Venerdì sera, davanti ai giornalisti convocati in tutta fretta su insistente pressing della Merkel, di Sarkozy degli spazientiti banchieri di Francoforte, Berlusconi e Tremonti sembravano grandi amici, d’accordissimo soprattutto sul modo miglior e di fregare gli italiani. Un gatto e una volpe piuttosto ammaccati dalla guerra che si sono fatti per mesi che con voce flautata non facevano che ripetere la frase: “Pareggio di bilancio nel 20 13. Ecco la formula magica che avrebbe finalmente convinto i famosi mercati a non gettare l’Italia sul lastrico. Ecco il mantra che avrebbe accompagnato gli italiani in gita di Ferragosto. Naturalmente, il pareggio di bilancio nel 2013 sarebbe un eccellente obiettivo per un Paese indebitato fino al collo, se dietro al fumo delle parole vane non si nascondesse una norma capestro. Infatti, in caso di mancato raggiungimento entro il settembre 2013 di risparmi di almeno 20 miliardi (ma qualcuno prevede oltre 30) nell'ambito della riforma fiscale, “si prevede un taglio drastico, lineare di molte agevolazioni fiscali che oggi vanno a vantaggio soprattutto delle famiglie più povere” (Tito Boeri). Del resto, basta scorrere la lista del saccheggio lineare per comprendere come un governo indecente stia per superare la soglia dell’infamia. Si va, infatti, dalle pensioni di Invalidità, agli assegni di maternità, dai sostegni al nucleo familiare, agli interventi sul mantenimento del salario. Macelleria sociale che punta a smontare il welfare superstite colpendo perfino i disabili. Neanche una parola sugli evasori fiscali: 240 miliardi di euro l’anno sottratti all'erario. Silenzio assoluto, ovviamente, sui tagli ai costi della politica. Se non altro ci vengono risparmiare le solite balle sull'abolizione delle Provincie, l’accorpamento dei Comuni, la diminuzione del numero dei parlamentari, ecc, Quindi, non solo la Casta non molla un euro ma toglie ai poveri per mantenere prebende e privilegi. 

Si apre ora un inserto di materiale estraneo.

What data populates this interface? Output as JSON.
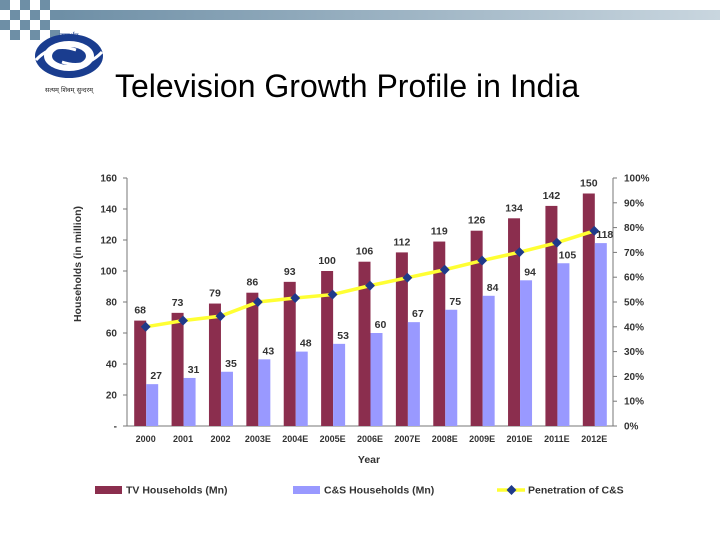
{
  "slide": {
    "title": "Television Growth Profile in India",
    "logo_text": "दूरदर्शन",
    "logo_tagline": "सत्यम् शिवम् सुन्दरम्"
  },
  "colors": {
    "tv_bar": "#8B2E4E",
    "cs_bar": "#9999FF",
    "penetration_line": "#FFFF33",
    "penetration_marker": "#1F3A8A",
    "header_dark": "#6E8FA6",
    "header_light": "#C9D6DF",
    "logo_blue": "#1A3D8F"
  },
  "chart_data": {
    "type": "bar",
    "categories": [
      "2000",
      "2001",
      "2002",
      "2003E",
      "2004E",
      "2005E",
      "2006E",
      "2007E",
      "2008E",
      "2009E",
      "2010E",
      "2011E",
      "2012E"
    ],
    "series": [
      {
        "name": "TV Households (Mn)",
        "type": "bar",
        "axis": "left",
        "values": [
          68,
          73,
          79,
          86,
          93,
          100,
          106,
          112,
          119,
          126,
          134,
          142,
          150
        ]
      },
      {
        "name": "C&S Households (Mn)",
        "type": "bar",
        "axis": "left",
        "values": [
          27,
          31,
          35,
          43,
          48,
          53,
          60,
          67,
          75,
          84,
          94,
          105,
          118
        ]
      },
      {
        "name": "Penetration of C&S",
        "type": "line",
        "axis": "right",
        "values": [
          40,
          42.5,
          44.3,
          50,
          51.6,
          53,
          56.6,
          59.8,
          63,
          66.7,
          70.1,
          73.9,
          78.7
        ]
      }
    ],
    "xlabel": "Year",
    "ylabel": "Households (in million)",
    "ylim": [
      0,
      160
    ],
    "y_ticks": [
      "-",
      "20",
      "40",
      "60",
      "80",
      "100",
      "120",
      "140",
      "160"
    ],
    "y2lim": [
      0,
      100
    ],
    "y2_ticks": [
      "0%",
      "10%",
      "20%",
      "30%",
      "40%",
      "50%",
      "60%",
      "70%",
      "80%",
      "90%",
      "100%"
    ],
    "legend_position": "bottom",
    "grid": false
  }
}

Fino a quando questi signori pensano di sfidare la sopportazione dei Paese? E perché mai il mondo nella bufera dovrebbe dare retta a un vecchio viveur dai capelli tinti e ormai universalmente dato per bollito? Perché i famosi mercati dovrebbero fidarsi di un ministro dell’Economia che si faceva ospitare (in nero) da un collaboratore di non specchiate virtù? Il nostro vero debito sono loro. E sono loro che andrebbero drasticamente tagliati.